Diz uma
famosa cantiga, interpretada por um não menos famoso cantor francês,
que o importante é a rosa. Quanto a mim, de entre as flores, não é
ela a única importante, apesar de todas as suas variedades, cores e
simbolismos. Na minha frente tenho um campo enorme, a perder de
vista, repleto de flores, em variedades tantas que não consigo
identificar, tão pequenino eu me sinto e tão grande é a minha
ignorância; mas não tenho qualquer tipo de dúvida de que tão
importantes são umas quanto as outras, tanto na beleza das cores e
do formato como na diversidade dos odores e no resultado da sua
singularmente rica e estranha mistura.
É evidente,
que em situações especificas e para um qualquer fim definido, o ser
humano, em variadas ocasiões, escolhe uma flor ou um conjunto delas,
atribuindo-lhe este ou aquele significado, boa parte das vezes
simplesmente porque ouviu dizer que era assim, e, sem dúvida, sempre
ao jeito dos comerciantes da especialidade, que alimentam a situação
conforme as suas vantagens e conveniências (mais uma vez, também
aqui, a figura invisível/ impalpável/intocável do mercado...).
Por isso,
apesar da fantástica beleza que se expõe perante mim, e do
inebriante da sua mistura de cheiros, bem como do cravo vermelho que
trago na botoeira (cá está outra vez o simbolismo em acção...),
inconscientemente, eu hoje seleccionei o lírio roxo.

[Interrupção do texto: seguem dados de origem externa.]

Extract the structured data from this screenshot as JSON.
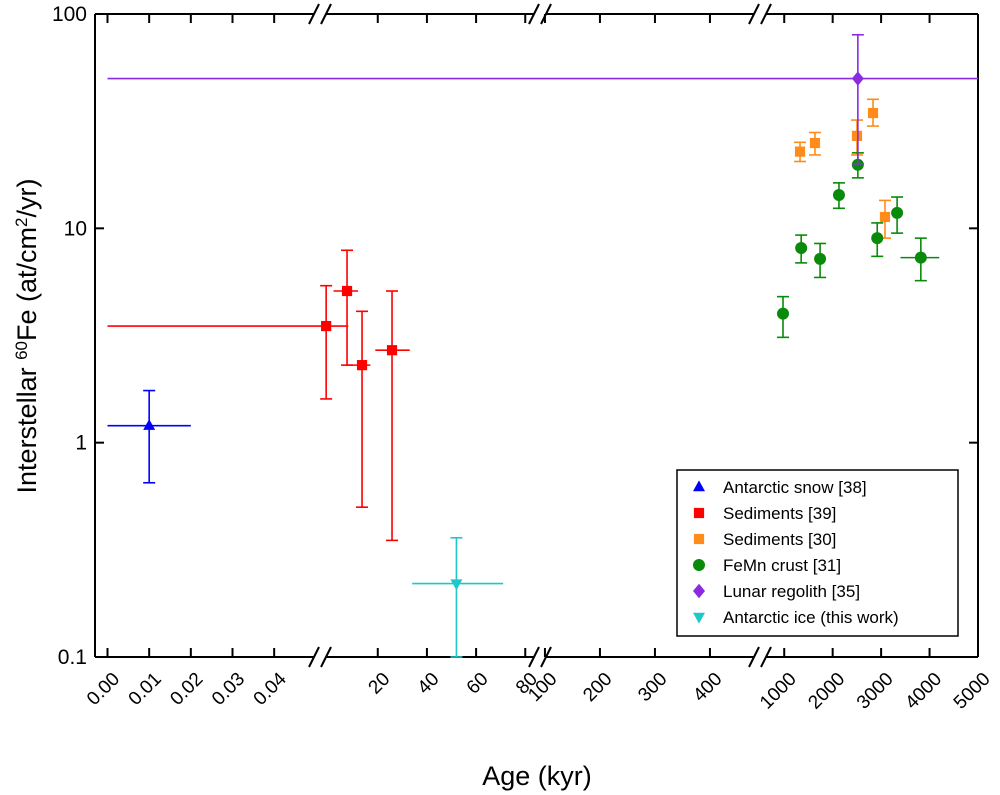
{
  "chart_data": {
    "type": "scatter",
    "x_label": "Age (kyr)",
    "y_label": [
      "Interstellar ",
      "60",
      "Fe (at/cm",
      "2",
      "/yr)"
    ],
    "y_scale": "log",
    "ylim": [
      0.1,
      100
    ],
    "yticks": [
      0.1,
      1,
      10,
      100
    ],
    "x_segments": [
      {
        "xlim": [
          -0.003,
          0.051
        ],
        "xticks": [
          {
            "value": 0,
            "label": "0.00"
          },
          {
            "value": 0.01,
            "label": "0.01"
          },
          {
            "value": 0.02,
            "label": "0.02"
          },
          {
            "value": 0.03,
            "label": "0.03"
          },
          {
            "value": 0.04,
            "label": "0.04"
          }
        ]
      },
      {
        "xlim": [
          -3.5,
          86
        ],
        "xticks": [
          20,
          40,
          60,
          80
        ]
      },
      {
        "xlim": [
          91,
          491
        ],
        "xticks": [
          100,
          200,
          300,
          400
        ]
      },
      {
        "xlim": [
          500,
          5000
        ],
        "xticks": [
          1000,
          2000,
          3000,
          4000,
          5000
        ]
      }
    ],
    "legend": "lower right",
    "series": [
      {
        "name": "Antarctic snow [38]",
        "color": "#0000ff",
        "marker": "triangle-up",
        "x": [
          0.01
        ],
        "y": [
          1.2
        ],
        "y_low": [
          0.65
        ],
        "y_high": [
          1.75
        ],
        "x_low": [
          0
        ],
        "x_high": [
          0.02
        ]
      },
      {
        "name": "Sediments [39]",
        "color": "#ff0000",
        "marker": "square",
        "x": [
          -1,
          7.5,
          13.6,
          25.8
        ],
        "y": [
          3.5,
          5.1,
          2.3,
          2.7
        ],
        "y_low": [
          1.6,
          2.3,
          0.5,
          0.35
        ],
        "y_high": [
          5.4,
          7.9,
          4.1,
          5.1
        ],
        "x_low": [
          0,
          2,
          7,
          19
        ],
        "x_high": [
          8,
          12,
          17,
          33
        ]
      },
      {
        "name": "Sediments [30]",
        "color": "#ff8c1a",
        "marker": "square",
        "x": [
          1326,
          1635,
          2502,
          2833,
          3080
        ],
        "y": [
          22.8,
          25,
          27,
          34.5,
          11.3
        ],
        "y_low": [
          20.5,
          22,
          22,
          30,
          9
        ],
        "y_high": [
          25.2,
          28,
          32,
          40,
          13.5
        ],
        "x_low": [
          null,
          null,
          null,
          null,
          null
        ],
        "x_high": [
          null,
          null,
          null,
          null,
          null
        ]
      },
      {
        "name": "FeMn crust [31]",
        "color": "#0a8a0a",
        "marker": "circle",
        "x": [
          975,
          1350,
          1740,
          2130,
          2520,
          2920,
          3330,
          3820
        ],
        "y": [
          4.0,
          8.1,
          7.2,
          14.3,
          19.8,
          9.0,
          11.8,
          7.3
        ],
        "y_low": [
          3.1,
          6.9,
          5.9,
          12.4,
          17.2,
          7.4,
          9.5,
          5.7
        ],
        "y_high": [
          4.8,
          9.3,
          8.5,
          16.3,
          22.5,
          10.6,
          14.0,
          9.0
        ],
        "x_low": [
          null,
          null,
          null,
          null,
          null,
          null,
          null,
          3400
        ],
        "x_high": [
          null,
          null,
          null,
          null,
          null,
          null,
          null,
          4200
        ]
      },
      {
        "name": "Lunar regolith [35]",
        "color": "#8a2be2",
        "marker": "diamond",
        "x": [
          2520
        ],
        "y": [
          50
        ],
        "y_low": [
          20
        ],
        "y_high": [
          80
        ],
        "x_low": [
          0
        ],
        "x_high": [
          5000
        ]
      },
      {
        "name": "Antarctic ice (this work)",
        "color": "#1fc8c8",
        "marker": "triangle-down",
        "x": [
          52
        ],
        "y": [
          0.22
        ],
        "y_low": [
          0.1
        ],
        "y_high": [
          0.36
        ],
        "x_low": [
          34
        ],
        "x_high": [
          71
        ]
      }
    ]
  }
}
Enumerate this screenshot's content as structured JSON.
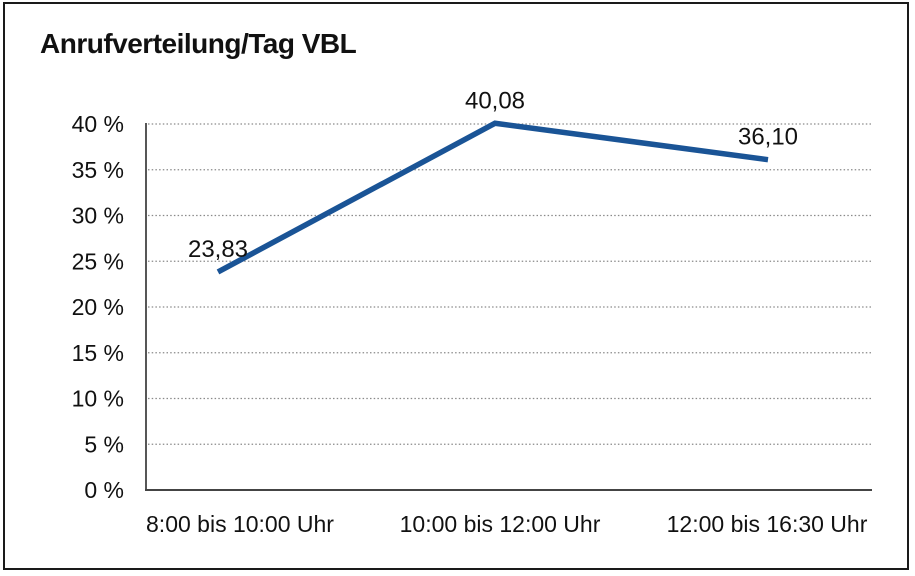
{
  "title": "Anrufverteilung/Tag VBL",
  "colors": {
    "line": "#1A5496",
    "grid": "#8a8a8a",
    "axis": "#444444",
    "text": "#111111",
    "border": "#1a1a1a",
    "background": "#ffffff"
  },
  "chart_data": {
    "type": "line",
    "title": "Anrufverteilung/Tag VBL",
    "categories": [
      "8:00 bis 10:00 Uhr",
      "10:00 bis 12:00 Uhr",
      "12:00 bis 16:30 Uhr"
    ],
    "series": [
      {
        "name": "Anrufverteilung/Tag VBL",
        "values": [
          23.83,
          40.08,
          36.1
        ]
      }
    ],
    "data_labels": [
      "23,83",
      "40,08",
      "36,10"
    ],
    "xlabel": "",
    "ylabel": "",
    "ylim": [
      0,
      40
    ],
    "ytick_step": 5,
    "ytick_labels": [
      "0 %",
      "5 %",
      "10 %",
      "15 %",
      "20 %",
      "25 %",
      "30 %",
      "35 %",
      "40 %"
    ],
    "grid": "horizontal-dotted",
    "legend": "none"
  }
}
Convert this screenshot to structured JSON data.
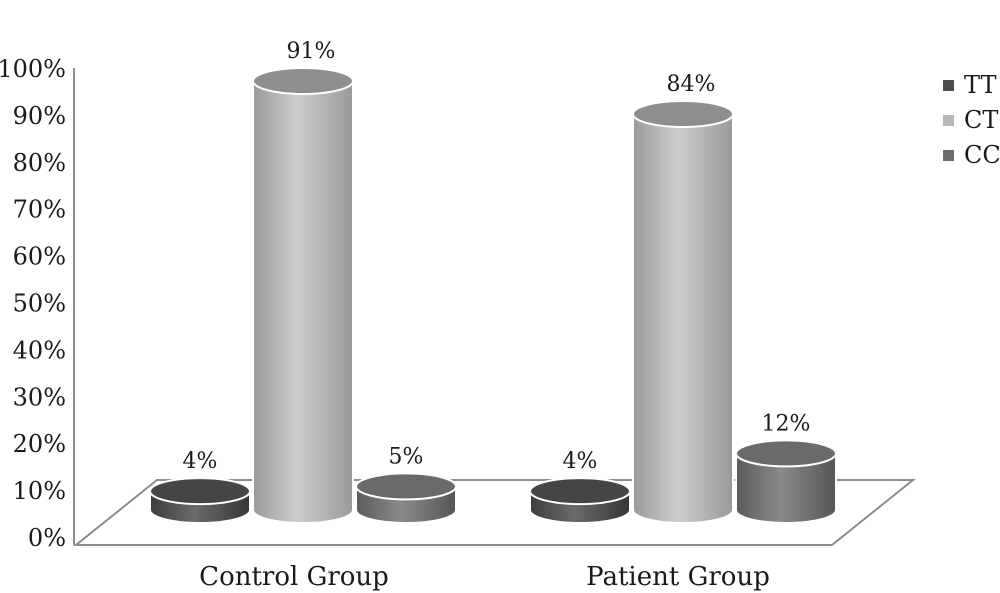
{
  "chart_data": {
    "type": "bar",
    "style": "3d-cylinder",
    "categories": [
      "Control Group",
      "Patient Group"
    ],
    "series": [
      {
        "name": "TT",
        "values": [
          4,
          4
        ],
        "color": "#4d4d4d"
      },
      {
        "name": "CT",
        "values": [
          91,
          84
        ],
        "color": "#b8b8b8"
      },
      {
        "name": "CC",
        "values": [
          5,
          12
        ],
        "color": "#6e6e6e"
      }
    ],
    "data_labels": [
      [
        "4%",
        "91%",
        "5%"
      ],
      [
        "4%",
        "84%",
        "12%"
      ]
    ],
    "ylim": [
      0,
      100
    ],
    "y_ticks": [
      "0%",
      "10%",
      "20%",
      "30%",
      "40%",
      "50%",
      "60%",
      "70%",
      "80%",
      "90%",
      "100%"
    ],
    "xlabel": "",
    "ylabel": "",
    "legend_position": "top-right",
    "grid": false
  }
}
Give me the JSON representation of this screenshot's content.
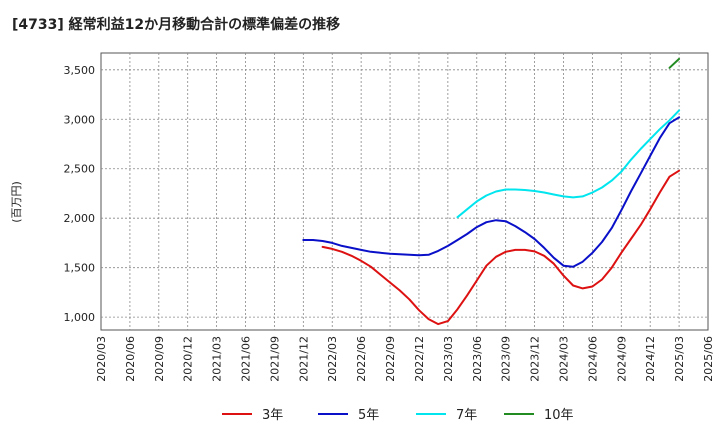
{
  "chart_data": {
    "type": "line",
    "title": "[4733]  経常利益12か月移動合計の標準偏差の推移",
    "ylabel": "(百万円)",
    "xlabel": "",
    "ylim": [
      870,
      3670
    ],
    "yticks": [
      1000,
      1500,
      2000,
      2500,
      3000,
      3500
    ],
    "ytick_labels": [
      "1,000",
      "1,500",
      "2,000",
      "2,500",
      "3,000",
      "3,500"
    ],
    "xticks": [
      "2020/03",
      "2020/06",
      "2020/09",
      "2020/12",
      "2021/03",
      "2021/06",
      "2021/09",
      "2021/12",
      "2022/03",
      "2022/06",
      "2022/09",
      "2022/12",
      "2023/03",
      "2023/06",
      "2023/09",
      "2023/12",
      "2024/03",
      "2024/06",
      "2024/09",
      "2024/12",
      "2025/03",
      "2025/06"
    ],
    "grid": true,
    "legend_position": "bottom",
    "series": [
      {
        "name": "3年",
        "color": "#dd1111",
        "values": [
          1710,
          1690,
          1660,
          1620,
          1570,
          1510,
          1430,
          1350,
          1270,
          1180,
          1070,
          980,
          930,
          960,
          1080,
          1220,
          1370,
          1520,
          1610,
          1660,
          1680,
          1680,
          1665,
          1620,
          1540,
          1420,
          1320,
          1290,
          1310,
          1380,
          1500,
          1650,
          1790,
          1930,
          2090,
          2260,
          2420,
          2480
        ]
      },
      {
        "name": "5年",
        "color": "#0a10c8",
        "values": [
          1780,
          1780,
          1770,
          1750,
          1720,
          1700,
          1680,
          1660,
          1650,
          1640,
          1635,
          1630,
          1625,
          1630,
          1670,
          1720,
          1780,
          1840,
          1910,
          1960,
          1980,
          1970,
          1920,
          1860,
          1790,
          1700,
          1600,
          1520,
          1510,
          1560,
          1650,
          1760,
          1900,
          2080,
          2270,
          2450,
          2630,
          2810,
          2960,
          3020
        ]
      },
      {
        "name": "7年",
        "color": "#00e5ee",
        "values": [
          2010,
          2090,
          2170,
          2230,
          2270,
          2290,
          2290,
          2285,
          2275,
          2260,
          2240,
          2220,
          2210,
          2220,
          2260,
          2310,
          2380,
          2470,
          2590,
          2700,
          2800,
          2900,
          2990,
          3090
        ]
      },
      {
        "name": "10年",
        "color": "#228b22",
        "values": [
          3520,
          3610
        ]
      }
    ]
  }
}
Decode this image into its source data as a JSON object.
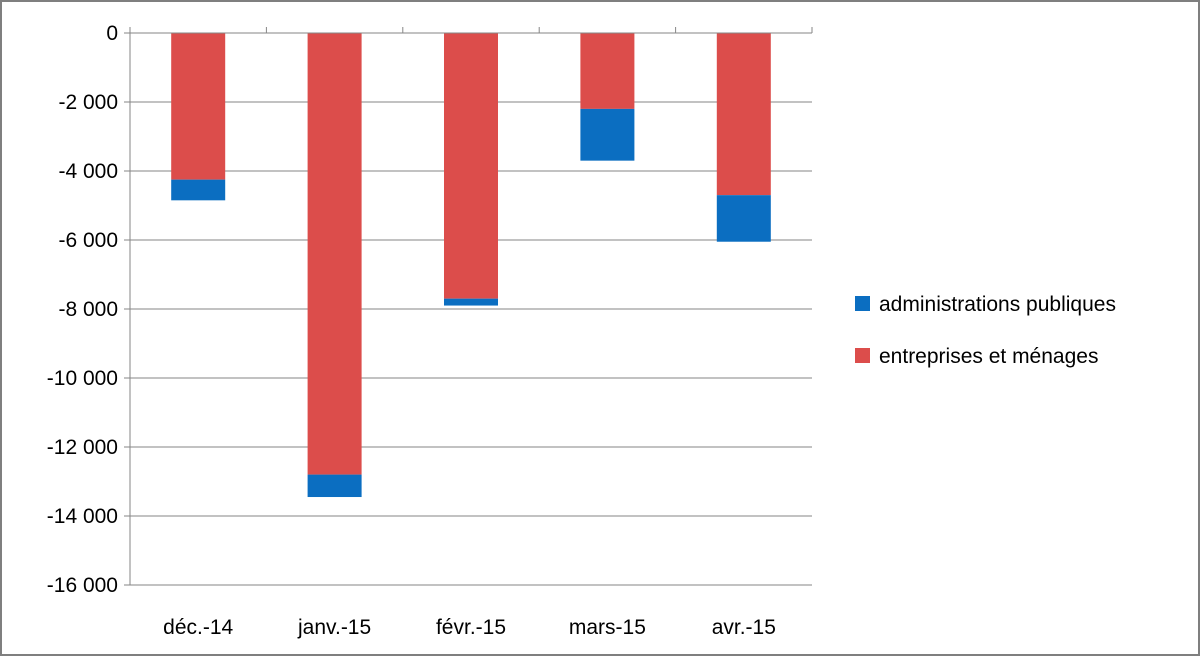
{
  "chart_data": {
    "type": "bar",
    "stacked": true,
    "categories": [
      "déc.-14",
      "janv.-15",
      "févr.-15",
      "mars-15",
      "avr.-15"
    ],
    "series": [
      {
        "name": "entreprises et ménages",
        "color": "#dc4d4b",
        "values": [
          -4250,
          -12800,
          -7700,
          -2200,
          -4700
        ]
      },
      {
        "name": "administrations publiques",
        "color": "#0b6ec1",
        "values": [
          -600,
          -650,
          -200,
          -1500,
          -1350
        ]
      }
    ],
    "legend_order": [
      "administrations publiques",
      "entreprises et ménages"
    ],
    "ylim": [
      -16000,
      0
    ],
    "yticks": [
      0,
      -2000,
      -4000,
      -6000,
      -8000,
      -10000,
      -12000,
      -14000,
      -16000
    ],
    "ytick_labels": [
      "0",
      "-2 000",
      "-4 000",
      "-6 000",
      "-8 000",
      "-10 000",
      "-12 000",
      "-14 000",
      "-16 000"
    ],
    "grid": true,
    "legend_position": "right",
    "title": "",
    "xlabel": "",
    "ylabel": ""
  }
}
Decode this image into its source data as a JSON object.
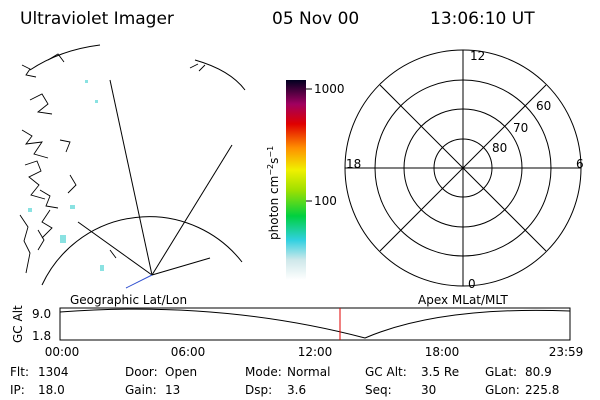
{
  "header": {
    "instrument": "Ultraviolet Imager",
    "date": "05 Nov 00",
    "time": "13:06:10 UT"
  },
  "colorbar": {
    "ticks": [
      "1000",
      "100"
    ],
    "unit": {
      "base": "photon cm",
      "exp1": "−2",
      "mid": "s",
      "exp2": "−1"
    }
  },
  "polar": {
    "mlt_labels": [
      "12",
      "6",
      "0",
      "18"
    ],
    "lat_labels": [
      "60",
      "70",
      "80"
    ]
  },
  "orbit": {
    "left_title": "Geographic Lat/Lon",
    "right_title": "Apex MLat/MLT",
    "y_title": "GC Alt",
    "y_labels": [
      "9.0",
      "1.8"
    ],
    "x_labels": [
      "00:00",
      "06:00",
      "12:00",
      "18:00",
      "23:59"
    ]
  },
  "info": [
    [
      [
        "Flt:",
        "1304"
      ],
      [
        "Door:",
        "Open"
      ],
      [
        "Mode:",
        "Normal"
      ],
      [
        "GC Alt:",
        "3.5 Re"
      ],
      [
        "GLat:",
        "80.9"
      ]
    ],
    [
      [
        "IP:",
        "18.0"
      ],
      [
        "Gain:",
        "13"
      ],
      [
        "Dsp:",
        "3.6"
      ],
      [
        "Seq:",
        "30"
      ],
      [
        "GLon:",
        "225.8"
      ]
    ]
  ]
}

Acontece que,
da berma do caminho, de entre as ervas, ele, no topo do seu caule
vertical (tomara que todos os homens tivessem assim a coluna...) me
chamou a atenção na sua natural e elaborada simplicidade.
Muito
embora em justiça, todas e cada uma das flores, de per si, sejam de
uma beleza única, todavia o lírio roxo, no desenho e na cor das suas
pétalas, na forma como estão distribuídas, a já falada verticalidade
do seu caule e o incomum do seu quase inexistente odor, bem como a
sua, hoje, raridade, emocionaram-me e, por isso, retirei a mão que
se preparava para o colher.
Depois,
levantando a vista, reparei que também nas árvores, ali
relativamente perto, as flores (o candeio) despontavam
aumentando-lhe o rude encanto. E, em fundo, existiam também os sons:
o canto dos pássaros, o som de um qualquer chocalho muito ao longe,
o discreto murmúrio do movimento das plantas provocado pelo cúmplice
e suave vento, bem como outros sons não identificáveis, pelo menos
por mim, mas que compunham/enchiam os vãos entre uns e outros.
E, de
repente, talvez por no momento o meu pensamento estar concentrado
nos sons, veio-me à memória o espantoso da variedade de sentimentos
há pouco sentidos na, por enquanto, característica praça central de
Mourão: as vozes fortes dos homens entoavam cantigas de grupo. Foram
uma, outra e outra e mais tantas outras (até cantaram o meu lírio
roxo do campo), carregadas de beleza, de dura história, de
sentimento, de saber e cultura popular, e, também, de muito
simbolismo, pois este desfile de corais alentejanos, modesto, mas
com o povo na rua, deveras interessado, boa parte dele de cravo
vermelho em punho ou na lapela, comemorava o aniversário da
revolução do 25 de Abril de 1974, o dia em que tudo mudou, o dia em
que todas as esperanças e sonhos eram admissíveis.
Depois de
um dia destes, tão cheio, a abarrotar, não é difícil concluir que,
nos seus vários estádios, de facto, o importante é a beleza.
Já agora,
em jeito de nota de rodapé, e porque falamos de beleza, atrevo-me a
apelar a todos os Alentejanos e amigos da cultura da região dos
largos horizontes que ajudem, na medida das suas possibilidades, nem
que seja somente pressionando os autarcas que elegeram, na luta pela
classificação do Canto Alentejano como património imaterial da
humanidade, tendo em conta que ele, sem a menor sombra de dúvida, é
um dos belos e importantes pilares dessa mesma cultura.